You can launch this application with openapp or it will run as any Objective-C application would. The class specified by the PrincipalClass field in the plist is instantiated and sent a -run message. This does the same thing as the NSApplicationMain() function that most Objective-C apps use:

NSObject subclass: PhotoManager
[
    run [
        | nsapp |
        nsapp := ETApplication sharedApplication.
        NSBundle loadNibNamed: 'MainMenu' owner: nsapp.
        nsapp toggleDevelopmentMenu: nil.
        nsapp setDelegate: self.
        nsapp run.
    ]
]

Since LanguageKit supports static compiling as well as JIT, I eventually plan on extending this to emit a shared library for each bundle and load it rather than recompiling if the code hasn't changed.

Application Patching

One of the nice features of GNUstep is the idea of an AppKit user bundle. These are specified in defaults and will be loaded when AppKit initializes. Étoilé provides three of these. One relates to theming, one relates to the menu bar, and the final one is for general behaviour.

Part of the refactoring I did recently to LanguageKit moved the code generation component, which is huge, to a separate framework which is now dynamically loaded on demand. This means you can link LanguageKit against other applications without much overhead, and this is exactly what we're now doing.

If LanguageKit is installed then the EtoileBehavior bundle will load it into any GNUstep application. It will then look in $(GNUSTEP_USER_ROOT)/Library/LKPlugins for a directory matching the name of the application.

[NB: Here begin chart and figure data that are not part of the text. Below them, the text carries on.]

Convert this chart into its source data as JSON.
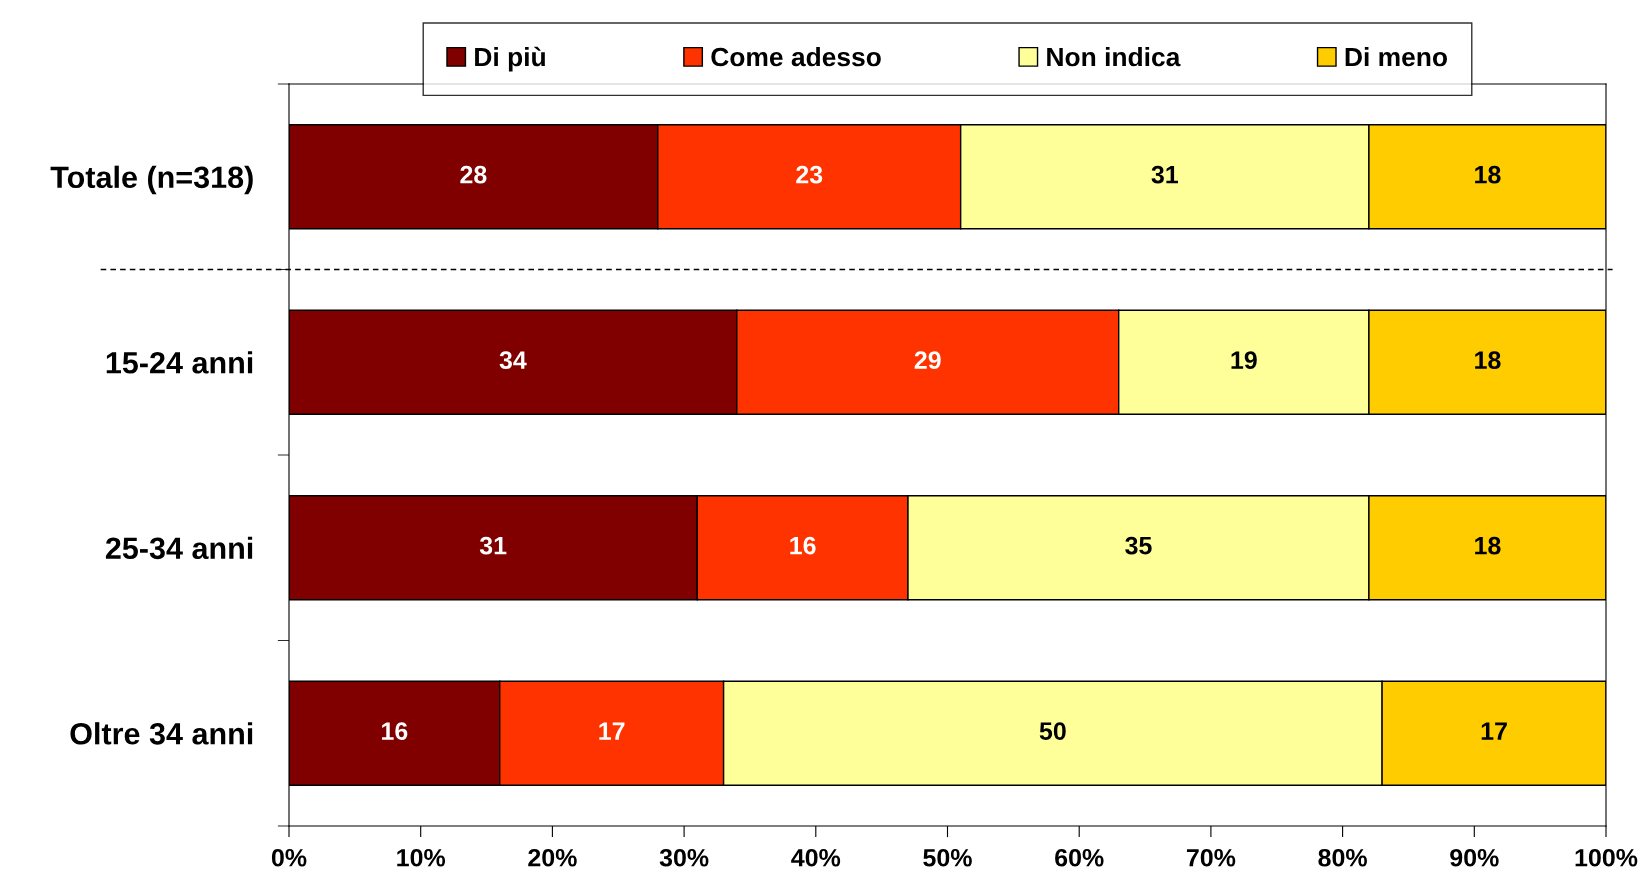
{
  "chart_data": {
    "type": "bar",
    "orientation": "horizontal",
    "stacked": true,
    "data_labels": true,
    "legend": "top",
    "grid": false,
    "categories": [
      "Totale (n=318)",
      "15-24 anni",
      "25-34 anni",
      "Oltre 34 anni"
    ],
    "series": [
      {
        "name": "Di più",
        "color": "#800000",
        "values": [
          28,
          34,
          31,
          16
        ]
      },
      {
        "name": "Come adesso",
        "color": "#ff3300",
        "values": [
          23,
          29,
          16,
          17
        ]
      },
      {
        "name": "Non indica",
        "color": "#ffff99",
        "values": [
          31,
          19,
          35,
          50
        ]
      },
      {
        "name": "Di meno",
        "color": "#ffcc00",
        "values": [
          18,
          18,
          18,
          17
        ]
      }
    ],
    "xlim": [
      0,
      100
    ],
    "xticks": [
      {
        "value": 0,
        "label": "0%"
      },
      {
        "value": 10,
        "label": "10%"
      },
      {
        "value": 20,
        "label": "20%"
      },
      {
        "value": 30,
        "label": "30%"
      },
      {
        "value": 40,
        "label": "40%"
      },
      {
        "value": 50,
        "label": "50%"
      },
      {
        "value": 60,
        "label": "60%"
      },
      {
        "value": 70,
        "label": "70%"
      },
      {
        "value": 80,
        "label": "80%"
      },
      {
        "value": 90,
        "label": "90%"
      },
      {
        "value": 100,
        "label": "100%"
      }
    ]
  }
}
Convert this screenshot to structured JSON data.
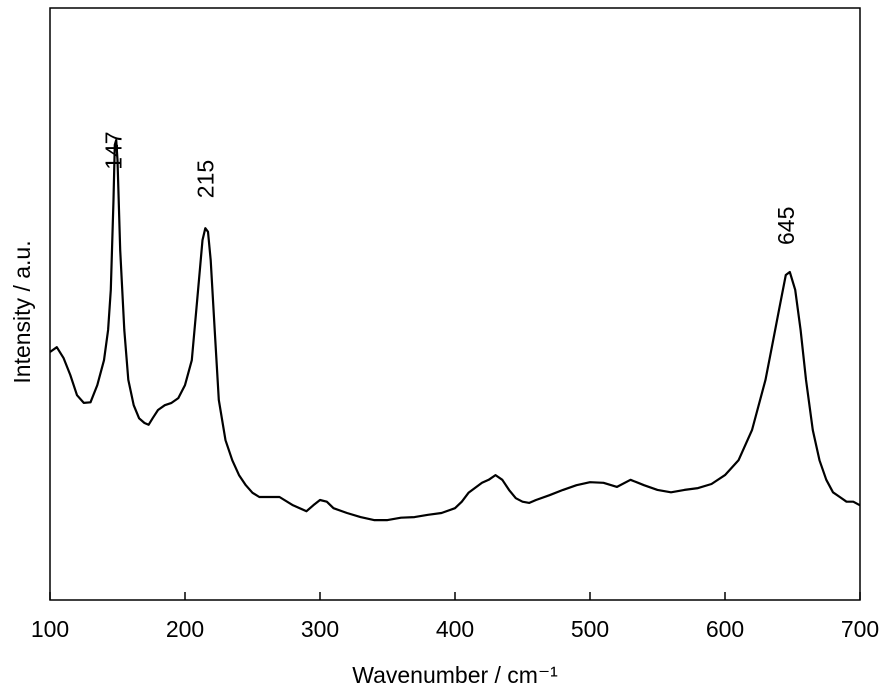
{
  "chart_data": {
    "type": "line",
    "x_label": "Wavenumber / cm⁻¹",
    "y_label": "Intensity / a.u.",
    "xlim": [
      100,
      700
    ],
    "xticks": [
      100,
      200,
      300,
      400,
      500,
      600,
      700
    ],
    "ylim": [
      0,
      100
    ],
    "color": "#000000",
    "x": [
      100,
      105,
      110,
      115,
      120,
      125,
      130,
      135,
      140,
      143,
      145,
      147,
      148,
      149,
      150,
      152,
      155,
      158,
      162,
      166,
      170,
      173,
      176,
      180,
      185,
      190,
      195,
      200,
      205,
      209,
      213,
      215,
      217,
      219,
      222,
      225,
      230,
      235,
      240,
      245,
      250,
      255,
      260,
      270,
      280,
      290,
      295,
      300,
      305,
      310,
      320,
      330,
      340,
      350,
      360,
      370,
      380,
      390,
      400,
      405,
      410,
      420,
      425,
      430,
      435,
      440,
      445,
      450,
      455,
      460,
      470,
      480,
      490,
      500,
      510,
      520,
      530,
      540,
      550,
      560,
      570,
      580,
      590,
      600,
      610,
      620,
      630,
      635,
      640,
      645,
      648,
      652,
      656,
      660,
      665,
      670,
      675,
      680,
      685,
      690,
      695,
      700
    ],
    "values": [
      41.9,
      42.7,
      40.9,
      38.0,
      34.6,
      33.3,
      33.4,
      36.3,
      40.5,
      45.6,
      52.4,
      67.6,
      76.9,
      77.7,
      74.3,
      59.1,
      45.6,
      37.2,
      32.9,
      30.7,
      29.9,
      29.6,
      30.7,
      32.1,
      32.9,
      33.3,
      34.1,
      36.3,
      40.5,
      50.7,
      60.8,
      62.8,
      62.2,
      57.4,
      45.6,
      33.8,
      27.0,
      23.6,
      21.1,
      19.4,
      18.1,
      17.4,
      17.4,
      17.4,
      16.0,
      15.0,
      16.0,
      16.9,
      16.6,
      15.5,
      14.7,
      14.0,
      13.5,
      13.5,
      13.9,
      14.0,
      14.4,
      14.7,
      15.5,
      16.6,
      18.1,
      19.8,
      20.3,
      21.1,
      20.3,
      18.6,
      17.2,
      16.6,
      16.4,
      16.9,
      17.7,
      18.6,
      19.4,
      19.9,
      19.8,
      19.1,
      20.3,
      19.4,
      18.6,
      18.2,
      18.6,
      18.9,
      19.6,
      21.1,
      23.6,
      28.7,
      37.2,
      43.1,
      49.0,
      54.9,
      55.4,
      52.4,
      45.6,
      37.2,
      28.7,
      23.6,
      20.3,
      18.2,
      17.4,
      16.6,
      16.6,
      16.0
    ],
    "annotations": [
      {
        "x": 147,
        "label": "147"
      },
      {
        "x": 215,
        "label": "215"
      },
      {
        "x": 645,
        "label": "645"
      }
    ]
  }
}
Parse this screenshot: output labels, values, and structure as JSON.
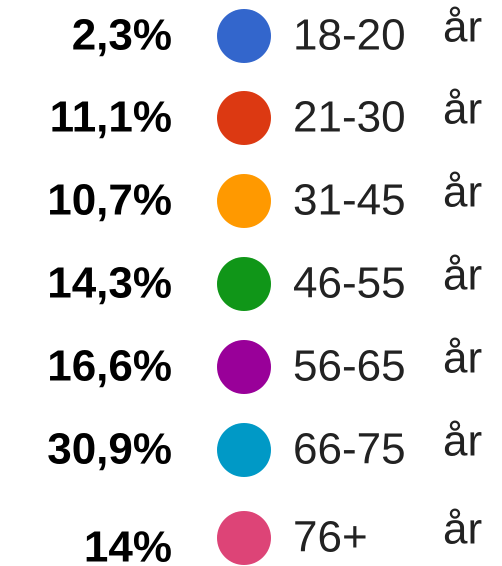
{
  "items": [
    {
      "percent": "2,3%",
      "color": "#3366cc",
      "range": "18-20",
      "unit": "år"
    },
    {
      "percent": "11,1%",
      "color": "#dc3912",
      "range": "21-30",
      "unit": "år"
    },
    {
      "percent": "10,7%",
      "color": "#ff9900",
      "range": "31-45",
      "unit": "år"
    },
    {
      "percent": "14,3%",
      "color": "#109618",
      "range": "46-55",
      "unit": "år"
    },
    {
      "percent": "16,6%",
      "color": "#990099",
      "range": "56-65",
      "unit": "år"
    },
    {
      "percent": "30,9%",
      "color": "#0099c6",
      "range": "66-75",
      "unit": "år"
    },
    {
      "percent": "14%",
      "color": "#dd4477",
      "range": "76+",
      "unit": "år"
    }
  ]
}
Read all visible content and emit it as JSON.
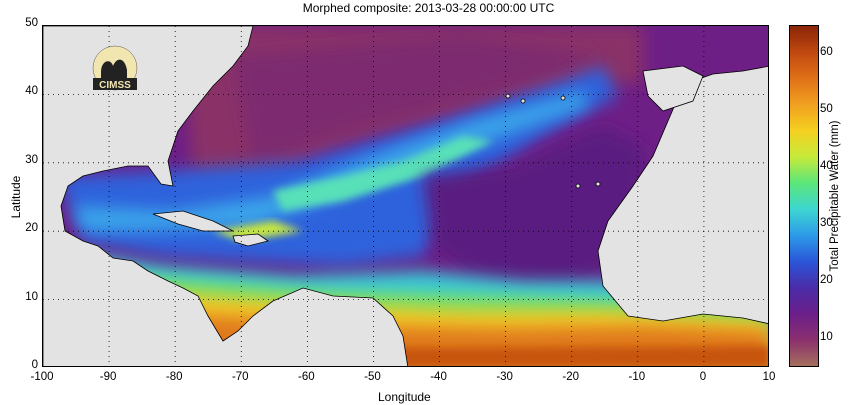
{
  "title": "Morphed composite: 2013-03-28 00:00:00 UTC",
  "map": {
    "xlabel": "Longitude",
    "ylabel": "Latitude",
    "x_ticks": [
      "-100",
      "-90",
      "-80",
      "-70",
      "-60",
      "-50",
      "-40",
      "-30",
      "-20",
      "-10",
      "0",
      "10"
    ],
    "y_ticks": [
      "0",
      "10",
      "20",
      "30",
      "40",
      "50"
    ],
    "x_range": [
      -100,
      10
    ],
    "y_range": [
      0,
      50
    ],
    "grid": "dotted",
    "logo_text": "CIMSS",
    "land_color": "#e3e3e3",
    "coast_color": "#000000"
  },
  "colorbar": {
    "label": "Total Precipitable Water (mm)",
    "ticks": [
      "10",
      "20",
      "30",
      "40",
      "50",
      "60"
    ],
    "range": [
      5,
      65
    ],
    "colors": [
      "#a4705c",
      "#8b2f6e",
      "#6a1f8a",
      "#4a2ca8",
      "#2a56d8",
      "#2d9be8",
      "#3dd6d0",
      "#5ce67a",
      "#c7ea3a",
      "#f5d020",
      "#f0a020",
      "#e07018",
      "#c04810",
      "#8a2508"
    ]
  }
}
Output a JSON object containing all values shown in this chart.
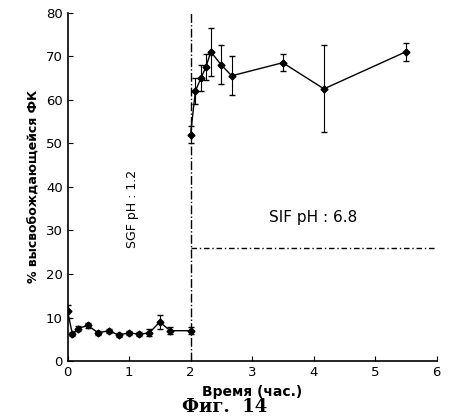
{
  "x_sgf": [
    0.0,
    0.08,
    0.17,
    0.33,
    0.5,
    0.67,
    0.83,
    1.0,
    1.17,
    1.33,
    1.5,
    1.67,
    2.0
  ],
  "y_sgf": [
    11.5,
    6.2,
    7.5,
    8.2,
    6.5,
    7.0,
    6.0,
    6.5,
    6.2,
    6.5,
    9.0,
    7.0,
    7.0
  ],
  "yerr_sgf": [
    1.5,
    0.5,
    0.5,
    0.5,
    0.5,
    0.5,
    0.5,
    0.5,
    0.5,
    0.8,
    1.5,
    0.8,
    0.8
  ],
  "x_sif": [
    2.0,
    2.08,
    2.17,
    2.25,
    2.33,
    2.5,
    2.67,
    3.5,
    4.17,
    5.5
  ],
  "y_sif": [
    52.0,
    62.0,
    65.0,
    67.5,
    71.0,
    68.0,
    65.5,
    68.5,
    62.5,
    71.0
  ],
  "yerr_sif": [
    2.0,
    3.0,
    3.0,
    3.0,
    5.5,
    4.5,
    4.5,
    2.0,
    10.0,
    2.0
  ],
  "sgf_label": "SGF pH : 1.2",
  "sif_label": "SIF pH : 6.8",
  "xlabel": "Время (час.)",
  "ylabel": "% высвобождающейся ФК",
  "fig_title": "Фиг.  14",
  "vline_x": 2.0,
  "hline_y": 26.0,
  "xlim": [
    0,
    6
  ],
  "ylim": [
    0,
    80
  ],
  "yticks": [
    0,
    10,
    20,
    30,
    40,
    50,
    60,
    70,
    80
  ],
  "xticks": [
    0,
    1,
    2,
    3,
    4,
    5,
    6
  ]
}
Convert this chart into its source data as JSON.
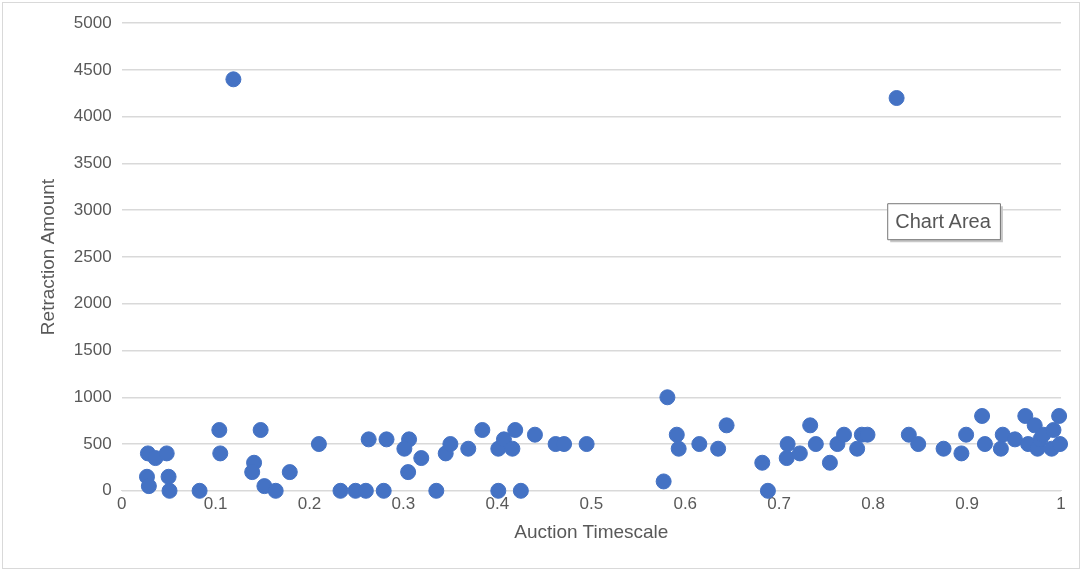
{
  "chart_data": {
    "type": "scatter",
    "xlabel": "Auction Timescale",
    "ylabel": "Retraction Amount",
    "xlim": [
      0,
      1
    ],
    "xticks": [
      0,
      0.1,
      0.2,
      0.3,
      0.4,
      0.5,
      0.6,
      0.7,
      0.8,
      0.9,
      1
    ],
    "ylim": [
      0,
      5000
    ],
    "yticks": [
      0,
      500,
      1000,
      1500,
      2000,
      2500,
      3000,
      3500,
      4000,
      4500,
      5000
    ],
    "grid": "y",
    "legend": false,
    "marker": "circle",
    "annotations": [
      "Chart Area"
    ],
    "series": [
      {
        "color": "#4472c4",
        "x": [
          0.028,
          0.036,
          0.048,
          0.027,
          0.029,
          0.05,
          0.051,
          0.083,
          0.104,
          0.105,
          0.148,
          0.141,
          0.139,
          0.152,
          0.164,
          0.179,
          0.21,
          0.233,
          0.249,
          0.26,
          0.263,
          0.279,
          0.282,
          0.306,
          0.301,
          0.319,
          0.305,
          0.335,
          0.345,
          0.35,
          0.369,
          0.384,
          0.401,
          0.407,
          0.401,
          0.416,
          0.419,
          0.425,
          0.44,
          0.462,
          0.471,
          0.495,
          0.581,
          0.577,
          0.591,
          0.593,
          0.615,
          0.635,
          0.644,
          0.682,
          0.688,
          0.709,
          0.708,
          0.722,
          0.733,
          0.739,
          0.754,
          0.762,
          0.769,
          0.783,
          0.788,
          0.794,
          0.838,
          0.848,
          0.875,
          0.894,
          0.899,
          0.916,
          0.919,
          0.938,
          0.936,
          0.951,
          0.962,
          0.965,
          0.972,
          0.975,
          0.978,
          0.981,
          0.99,
          0.992,
          0.998,
          0.999,
          0.119,
          0.825
        ],
        "values": [
          400,
          350,
          400,
          150,
          50,
          150,
          0,
          0,
          650,
          400,
          650,
          300,
          200,
          50,
          0,
          200,
          500,
          0,
          0,
          0,
          550,
          0,
          550,
          550,
          450,
          350,
          200,
          0,
          400,
          500,
          450,
          650,
          450,
          550,
          0,
          450,
          650,
          0,
          600,
          500,
          500,
          500,
          1000,
          100,
          600,
          450,
          500,
          450,
          700,
          300,
          0,
          500,
          350,
          400,
          700,
          500,
          300,
          500,
          600,
          450,
          600,
          600,
          600,
          500,
          450,
          400,
          600,
          800,
          500,
          600,
          450,
          550,
          800,
          500,
          700,
          450,
          550,
          600,
          450,
          650,
          800,
          500,
          4400,
          4200
        ]
      }
    ]
  }
}
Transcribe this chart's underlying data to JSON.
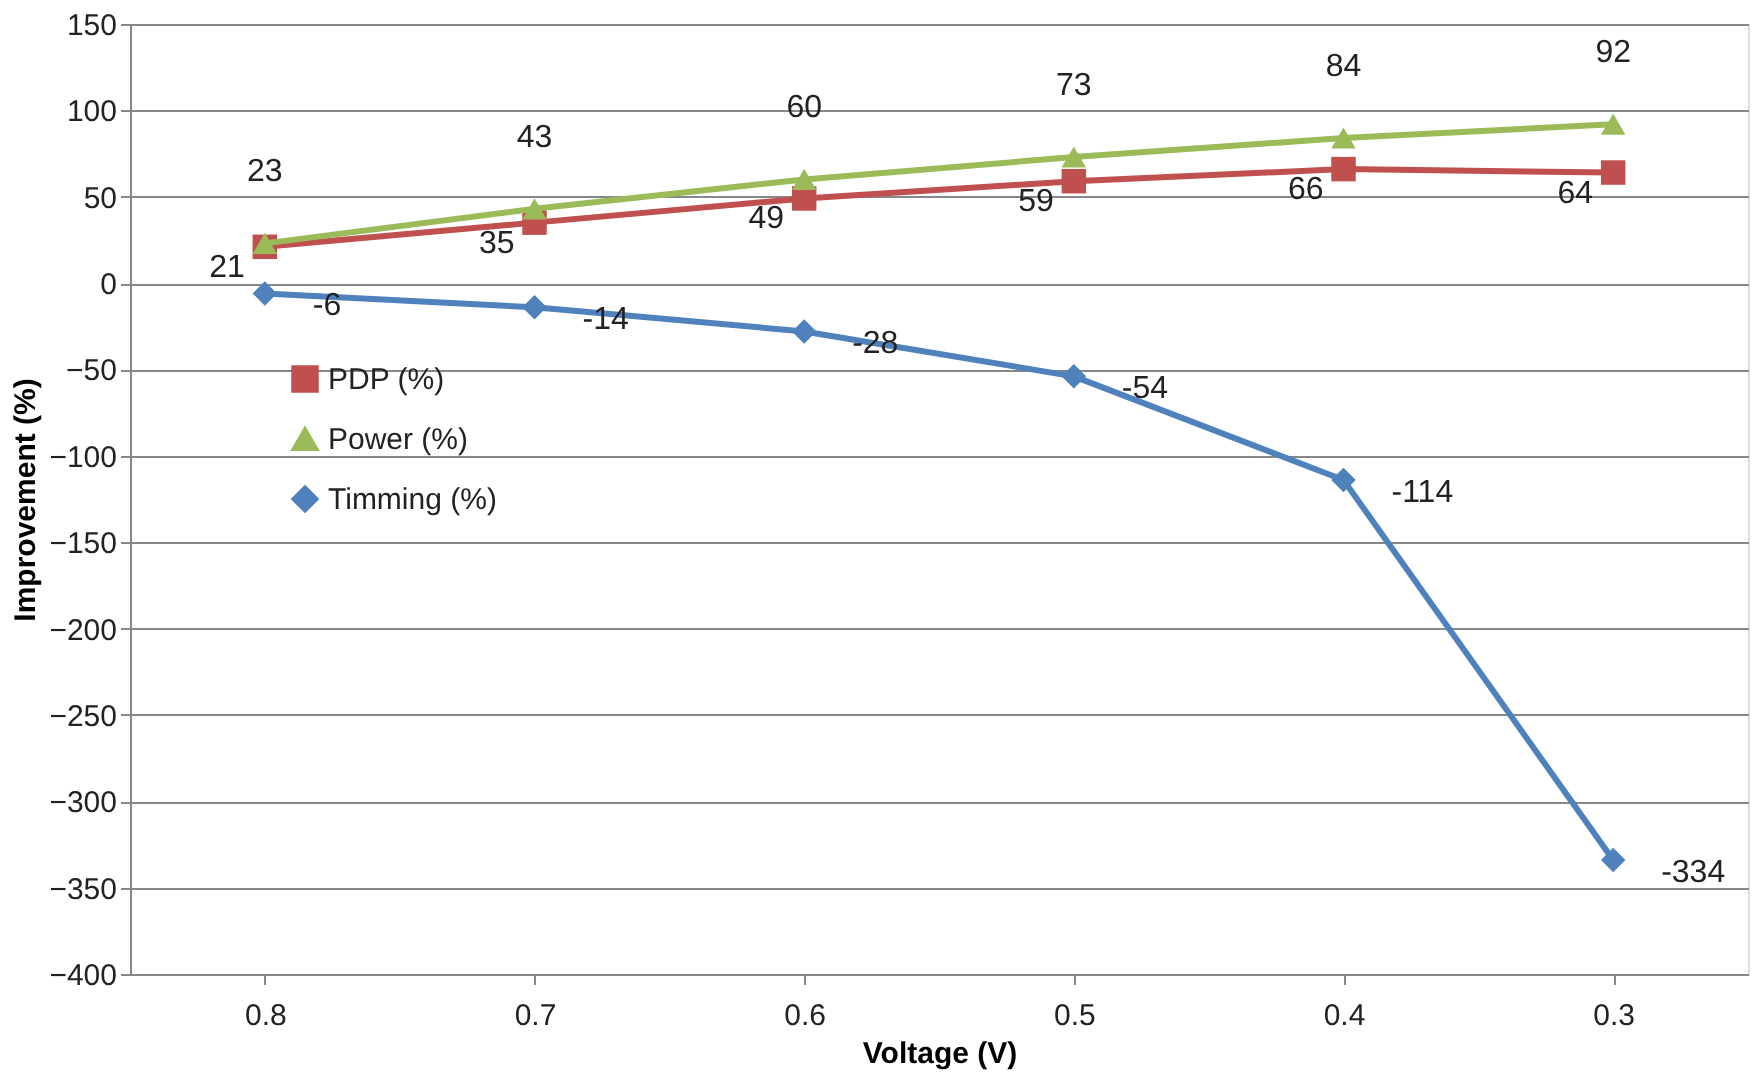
{
  "chart_data": {
    "type": "line",
    "xlabel": "Voltage (V)",
    "ylabel": "Improvement (%)",
    "categories": [
      "0.8",
      "0.7",
      "0.6",
      "0.5",
      "0.4",
      "0.3"
    ],
    "series": [
      {
        "name": "PDP (%)",
        "color": "#c0504d",
        "marker": "square",
        "values": [
          21,
          35,
          49,
          59,
          66,
          64
        ]
      },
      {
        "name": "Power (%)",
        "color": "#9bbb59",
        "marker": "triangle",
        "values": [
          23,
          43,
          60,
          73,
          84,
          92
        ]
      },
      {
        "name": "Timming (%)",
        "color": "#4f81bd",
        "marker": "diamond",
        "values": [
          -6,
          -14,
          -28,
          -54,
          -114,
          -334
        ]
      }
    ],
    "ylim": [
      -400,
      150
    ],
    "yticks": [
      -400,
      -350,
      -300,
      -250,
      -200,
      -150,
      -100,
      -50,
      0,
      50,
      100,
      150
    ],
    "grid": "y",
    "legend": "left",
    "data_labels": true,
    "line_style": "solid"
  }
}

If one exists, then it will load every bundle with a .lkplugin extension. This allows you to add arbitrary code to any application. Using categories, you can even replace existing methods.

Why is this important? Take a look at this from the Free Software Foundation:

The freedom to improve the program, and release your improvements (and modified versions in general) to the public, so that the whole community benefits (freedom 3). Access to the source code is a precondition for this.

In an Étoilé environment, access to the source code is now not a precondition of this freedom. You can improve a program, in a high-level language, without access to the source code.

AST Transforms

There is now a simple API for adding transforms on the LanguageKit abstract syntax tree. You just need to adopt a simple protocol and you will get the opportunity to replace each AST node in the tree. You can also use this mechanism to collect information about the tree.

Plugins using this mechanism will be collected in Languages/LKPlugins in svn. Currently there is just one simple demo, which replaces every comment with a log message. This allows you to record every time a line containing a comment is passed.

Code Monkeys

The final, but possibly most exciting, development recently is CodeMonkey, a new IDE being written by Nicolas. This uses LanguageKit for compiling and for for syntax highlighting using code based on Günther's pretty-printer.

It's still at quite an early stage of development - not even a 0.1 release yet and probably won't make it into 0.4.1 - but it's very promising. This does a few neat things with AST transforms. If you add a new method to a class then it will emit a new category on the class, rather than a new copy of the class (which would confuse the runtime). More interestingly, if you add an instance variable to a loaded class it will turn every reference to this into KVC calls. When you restart the application, the transform won't run and they will be direct ivar accesses.

The medium term plan for CodeMonkey is to turn it into a bundle. EtoileBehavior will then add a new menu item which will load the bundle and run the UI. This will give you Squeak-like introspection and modification of running applications.